Oh and of course getting robed by 'gypsies' in europe.


----------



## Delirium (Oct 8, 2005)

nothing spectacular just the usual diarrhoea from the time difference :shifty:


----------



## schmidt (Dec 5, 2002)

^^ Diarrhea for time difference? That one I hadn't heard yet!


----------



## Darryl (Jan 14, 2007)

I do agree with that. I usually do the same. Russian was just very difficult as they have a different alphabet and everything. For the record, I do speak German. Just in case anyone was starting to think I'm an ugly American who just complains about everything outside his comfort zone and cowboys around the world expecting everyone to speak his language. That's not me at all, but I'd hope you agree that the things mentioned in my post that happened were bad.


----------



## RawLee (Jul 9, 2007)

Darryl said:


> I do agree with that. I usually do the same. Russian was just very difficult as they have a different alphabet and everything. For the record, I do speak German. Just in case anyone was starting to think I'm an ugly American who just complains about everything outside his comfort zone and cowboys around the world expecting everyone to speak his language. That's not me at all, but I'd hope you agree that the things mentioned in my post that happened were bad.

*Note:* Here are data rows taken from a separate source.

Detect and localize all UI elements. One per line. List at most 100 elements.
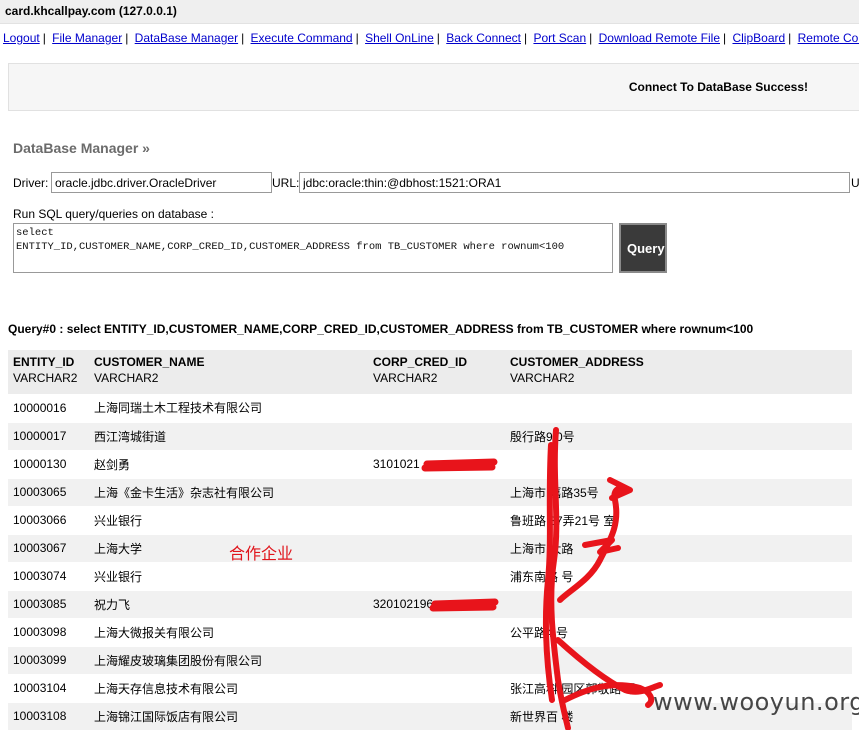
cell-customer-address: 浦东南路 号 [505, 562, 852, 591]
column-header-customer-name: CUSTOMER_NAME VARCHAR2 [89, 350, 368, 394]
url-label: URL: [272, 176, 300, 190]
column-name: CORP_CRED_ID [373, 355, 468, 369]
table-row: 10000017 西江湾城街道 殷行路9 0号 [8, 422, 852, 451]
cell-corp-cred-id [368, 562, 505, 591]
table-row: 10003074 兴业银行 浦东南路 号 [8, 562, 852, 591]
driver-label: Driver: [13, 176, 49, 190]
cell-customer-name: 上海耀皮玻璃集团股份有限公司 [89, 646, 368, 675]
cell-customer-address: 鲁班路 37弄21号 室 [505, 506, 852, 535]
column-name: CUSTOMER_NAME [94, 355, 205, 369]
cell-corp-cred-id [368, 506, 505, 535]
cell-entity-id: 10003108 [8, 702, 89, 731]
sql-label: Run SQL query/queries on database : [13, 207, 215, 221]
cell-entity-id: 10003074 [8, 562, 89, 591]
status-message: Connect To DataBase Success! [628, 80, 808, 94]
nav-separator: | [241, 31, 245, 45]
cell-customer-address [505, 590, 852, 619]
watermark: www.wooyun.org [653, 688, 859, 716]
query-result-title: Query#0 : select ENTITY_ID,CUSTOMER_NAME… [8, 322, 754, 336]
column-type: VARCHAR2 [13, 371, 78, 385]
cell-customer-address [505, 394, 852, 423]
cell-corp-cred-id [368, 702, 505, 731]
cell-corp-cred-id: 320102196 [368, 590, 505, 619]
cell-customer-name: 上海锦江国际饭店有限公司 [89, 702, 368, 731]
cell-corp-cred-id [368, 618, 505, 647]
table-row: 10003085 祝力飞 320102196 [8, 590, 852, 619]
sql-query-input[interactable]: select ENTITY_ID,CUSTOMER_NAME,CORP_CRED… [13, 223, 613, 273]
cell-customer-address: 殷行路9 0号 [505, 422, 852, 451]
cell-customer-name: 祝力飞 [89, 590, 368, 619]
table-row: 10003066 兴业银行 鲁班路 37弄21号 室 [8, 506, 852, 535]
cell-entity-id: 10003065 [8, 478, 89, 507]
nav-separator: | [723, 31, 727, 45]
section-title: DataBase Manager » [13, 140, 150, 156]
cell-corp-cred-id [368, 394, 505, 423]
nav-back-connect[interactable]: Back Connect [446, 31, 521, 45]
cell-customer-name: 西江湾城街道 [89, 422, 368, 451]
column-name: CUSTOMER_ADDRESS [510, 355, 644, 369]
cell-customer-name: 兴业银行 [89, 506, 368, 535]
nav-port-scan[interactable]: Port Scan [533, 31, 586, 45]
cell-customer-name: 兴业银行 [89, 562, 368, 591]
column-type: VARCHAR2 [94, 371, 159, 385]
cell-corp-cred-id [368, 674, 505, 703]
query-button[interactable]: Query [619, 223, 667, 273]
nav-remote-control[interactable]: Remote Control [798, 31, 859, 45]
nav-download-remote-file[interactable]: Download Remote File [599, 31, 720, 45]
nav-logout[interactable]: Logout [3, 31, 40, 45]
nav-separator: | [788, 31, 792, 45]
column-type: VARCHAR2 [510, 371, 575, 385]
cell-customer-address [505, 646, 852, 675]
cell-customer-address: 公平路4 号 [505, 618, 852, 647]
column-header-corp-cred-id: CORP_CRED_ID VARCHAR2 [368, 350, 505, 394]
cell-entity-id: 10003098 [8, 618, 89, 647]
cell-customer-address: 上海市 大路 [505, 534, 852, 563]
cell-corp-cred-id [368, 422, 505, 451]
cell-entity-id: 10000130 [8, 450, 89, 479]
cell-entity-id: 10003066 [8, 506, 89, 535]
nav-separator: | [589, 31, 593, 45]
status-panel: Connect To DataBase Success! [8, 63, 859, 111]
nav-database-manager[interactable]: DataBase Manager [135, 31, 238, 45]
column-header-customer-address: CUSTOMER_ADDRESS VARCHAR2 [505, 350, 852, 394]
cell-customer-name: 上海天存信息技术有限公司 [89, 674, 368, 703]
nav-bar: Logout | File Manager | DataBase Manager | … [0, 24, 859, 54]
cell-customer-name: 赵剑勇 [89, 450, 368, 479]
cell-customer-address [505, 450, 852, 479]
cell-entity-id: 10003085 [8, 590, 89, 619]
nav-separator: | [436, 31, 440, 45]
nav-separator: | [42, 31, 46, 45]
annotation-label: 合作企业 [229, 544, 294, 563]
cell-entity-id: 10003067 [8, 534, 89, 563]
cell-corp-cred-id [368, 478, 505, 507]
table-row: 10003099 上海耀皮玻璃集团股份有限公司 [8, 646, 852, 675]
cell-entity-id: 10003099 [8, 646, 89, 675]
cell-customer-name: 上海大微报关有限公司 [89, 618, 368, 647]
cell-entity-id: 10000017 [8, 422, 89, 451]
table-row: 10003098 上海大微报关有限公司 公平路4 号 [8, 618, 852, 647]
table-row: 10000130 赵剑勇 3101021 [8, 450, 852, 479]
url-trailing-text: U [851, 176, 859, 190]
url-input[interactable] [299, 172, 850, 193]
cell-corp-cred-id: 3101021 [368, 450, 505, 479]
nav-shell-online[interactable]: Shell OnLine [365, 31, 434, 45]
column-header-entity-id: ENTITY_ID VARCHAR2 [8, 350, 89, 394]
cell-customer-name: 上海同瑞土木工程技术有限公司 [89, 394, 368, 423]
driver-input[interactable] [51, 172, 272, 193]
nav-execute-command[interactable]: Execute Command [251, 31, 353, 45]
table-header-row: ENTITY_ID VARCHAR2 CUSTOMER_NAME VARCHAR… [8, 350, 852, 394]
nav-clipboard[interactable]: ClipBoard [732, 31, 785, 45]
nav-separator: | [125, 31, 129, 45]
column-name: ENTITY_ID [13, 355, 75, 369]
cell-entity-id: 10003104 [8, 674, 89, 703]
column-type: VARCHAR2 [373, 371, 438, 385]
cell-entity-id: 10000016 [8, 394, 89, 423]
table-row: 10000016 上海同瑞土木工程技术有限公司 [8, 394, 852, 423]
cell-corp-cred-id [368, 646, 505, 675]
window-title: card.khcallpay.com (127.0.0.1) [0, 0, 859, 24]
nav-file-manager[interactable]: File Manager [52, 31, 122, 45]
cell-customer-address: 上海市 嘉路35号 [505, 478, 852, 507]
cell-customer-name: 上海《金卡生活》杂志社有限公司 [89, 478, 368, 507]
cell-corp-cred-id [368, 534, 505, 563]
result-table: ENTITY_ID VARCHAR2 CUSTOMER_NAME VARCHAR… [8, 350, 852, 731]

Yes,they are very bad,and I think only happens to 1 person out of 1million. Last similar thing happen to me was when I was like 10,and only knew a few words in english,and my family and I were in Italy,and I was having a ride with some train(you know,like the sightseeing ones),and the italian children kept saying things to me in italian,I tried my few english,but it didnt do the joib,so I couldnt understand a word,and I ran crying to my parents saying how rude they were


----------